# Bass Flies



## benjaminrogers (Jul 11, 2011)

Where do you guys turn to find good Bass Patterns?

Ben


----------



## sbreech (Jun 6, 2010)

I make random big foamy critters with rubber legs for bass. They don't much care from what I've found...


----------



## jhammer (Jun 13, 2011)

Any variant of a woolly bugger has served me well over the years. A lead eye bugger was what I was using this morning.


----------



## TheCream (Mar 19, 2009)

I make all my own. Here's some from the vise:


----------



## benjaminrogers (Jul 11, 2011)

I've actually just started tying my own also and am working through variants of the wooly bugger in craw colors. Was just curious where people found the recipes and instructions for tying. NICE FLIES CREAM!!!


----------



## BradS (Apr 7, 2004)

benjaminrogers said:


> I've actually just started tying my own also and am working through variants of the wooly bugger in craw colors. Was just curious where people found the recipes and instructions for tying. NICE FLIES CREAM!!!

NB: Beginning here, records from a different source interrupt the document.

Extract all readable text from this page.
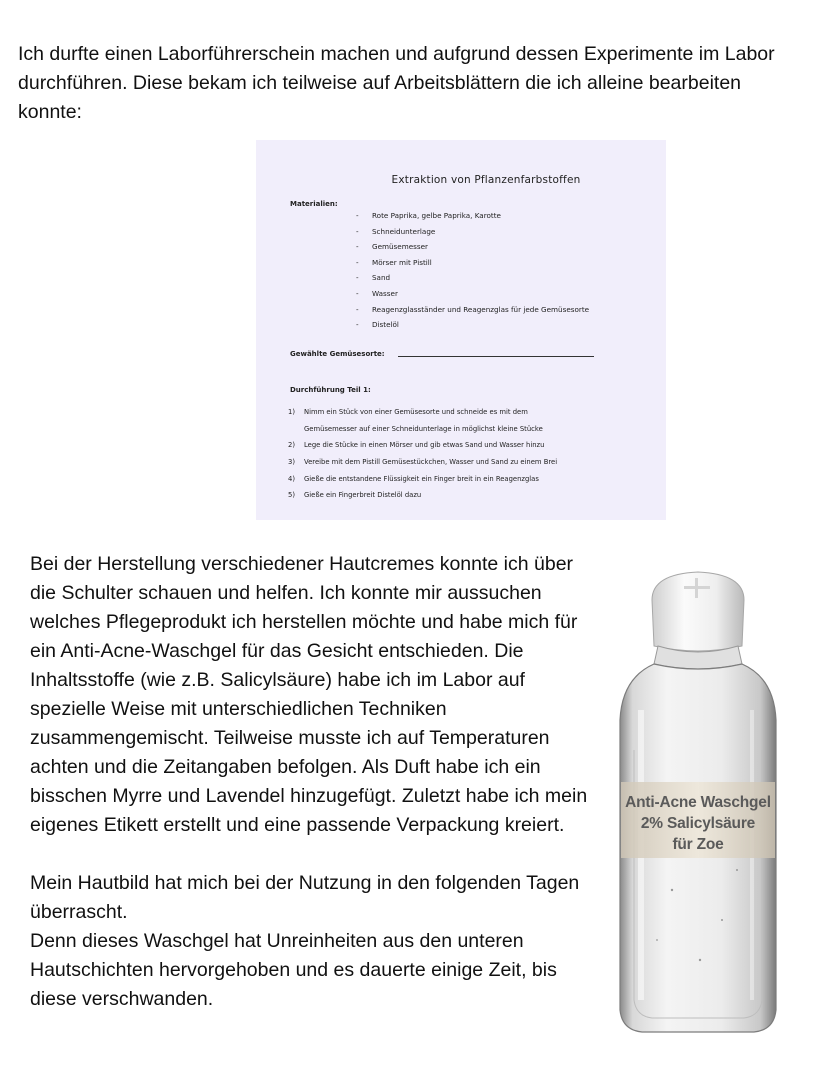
Ich durfte einen Laborführerschein machen und aufgrund dessen Experimente im Labor durchführen. Diese bekam ich teilweise auf Arbeitsblättern die ich alleine bearbeiten konnte:

Extraktion von Pflanzenfarbstoffen
Materialien:
- Rote Paprika, gelbe Paprika, Karotte
- Schneidunterlage
- Gemüsemesser
- Mörser mit Pistill
- Sand
- Wasser
- Reagenzglasständer und Reagenzglas für jede Gemüsesorte
- Distelöl
Gewählte Gemüsesorte:
Durchführung Teil 1:
1)	Nimm ein Stück von einer Gemüsesorte und schneide es mit dem
Gemüsemesser auf einer Schneidunterlage in möglichst kleine Stücke
2)	Lege die Stücke in einen Mörser und gib etwas Sand und Wasser hinzu
3)	Vereibe mit dem Pistill Gemüsestückchen, Wasser und Sand zu einem Brei
4)	Gieße die entstandene Flüssigkeit ein Finger breit in ein Reagenzglas
5)	Gieße ein Fingerbreit Distelöl dazu

Bei der Herstellung verschiedener Hautcremes konnte ich über die Schulter schauen und helfen. Ich konnte mir aussuchen welches Pflegeprodukt ich herstellen möchte und habe mich für ein Anti-Acne-Waschgel für das Gesicht entschieden. Die Inhaltsstoffe (wie z.B. Salicylsäure) habe ich im Labor auf spezielle Weise mit unterschiedlichen Techniken zusammengemischt. Teilweise musste ich auf Temperaturen achten und die Zeitangaben befolgen. Als Duft habe ich ein bisschen Myrre und Lavendel hinzugefügt. Zuletzt habe ich mein eigenes Etikett erstellt und eine passende Verpackung kreiert.

Mein Hautbild hat mich bei der Nutzung in den folgenden Tagen überrascht.

Denn dieses Waschgel hat Unreinheiten aus den unteren Hautschichten hervorgehoben und es dauerte einige Zeit, bis diese verschwanden.

Anti-Acne Waschgel
2% Salicylsäure
für Zoe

Here are 2 websites that I like

http://www.flytyingforum.com/

http://warmfly.com/

Brad


----------



## TheCream (Mar 19, 2009)

Those are two good ones, here's another:

www.flyrecipes.com


----------



## BradS (Apr 7, 2004)

Cream

I like that site! Thanks for the link.

Brad


----------



## Fish G3 (Jul 16, 2008)

Cream those are some pretty cool ties.


----------



## meisjedog (Oct 4, 2010)

These were my first flies I tied this past summer, not as pretty as some, but the fish didn't seem to care. They caught numerous Smallmouth(largest being 18"), Rock Bass, White Bass, Bluegill, Pumpkinseed, and a few Spotted & Largemouth Bass as well as some Crappie. The eyes were made with a hole punch on metallic wrapping paper, then coated with a drop or two of Knot Sense. I would then cover the whole head in Knot Sense so the paper would remain sealed. I didn't want to spend $40+ on the UV light, so I used my son's UV spy pen to cure the Knot Sense. Construction materials included Deer, congo, marabou, flash, some fabric from JoAnn's, cheap hooks, and a cat toy. I would continue to use the cheap hooks as I found no problems with strip setting the hook, but they rust, leaving a yellowish stain on the white feathers. Flies tied with bait holder hooks seemed to snag less(on rocks) than shop purchased flies. I'm sure it has something to do with the point being slightly "turn in", but also the angled eye of the hook seemed to work as a type of snag guard. Maybe someone could clue me in to as why one would use a straight vs. angled hook eyes. You can see the first fly I tied at the bottom. I tied it on once, but then quickly removed it after realizing I would soon be headed to the emergancy room with that thing embeded in the back of my head. If I ever want to fish that thing again I'll need to bring a helmet or tie it on a spin outfit.


----------



## fallen513 (Jan 5, 2010)

meh.


----------



## TheCream (Mar 19, 2009)

fallen513 said:


> meh.


Caption: "Where sunfish and frogs go to die."


----------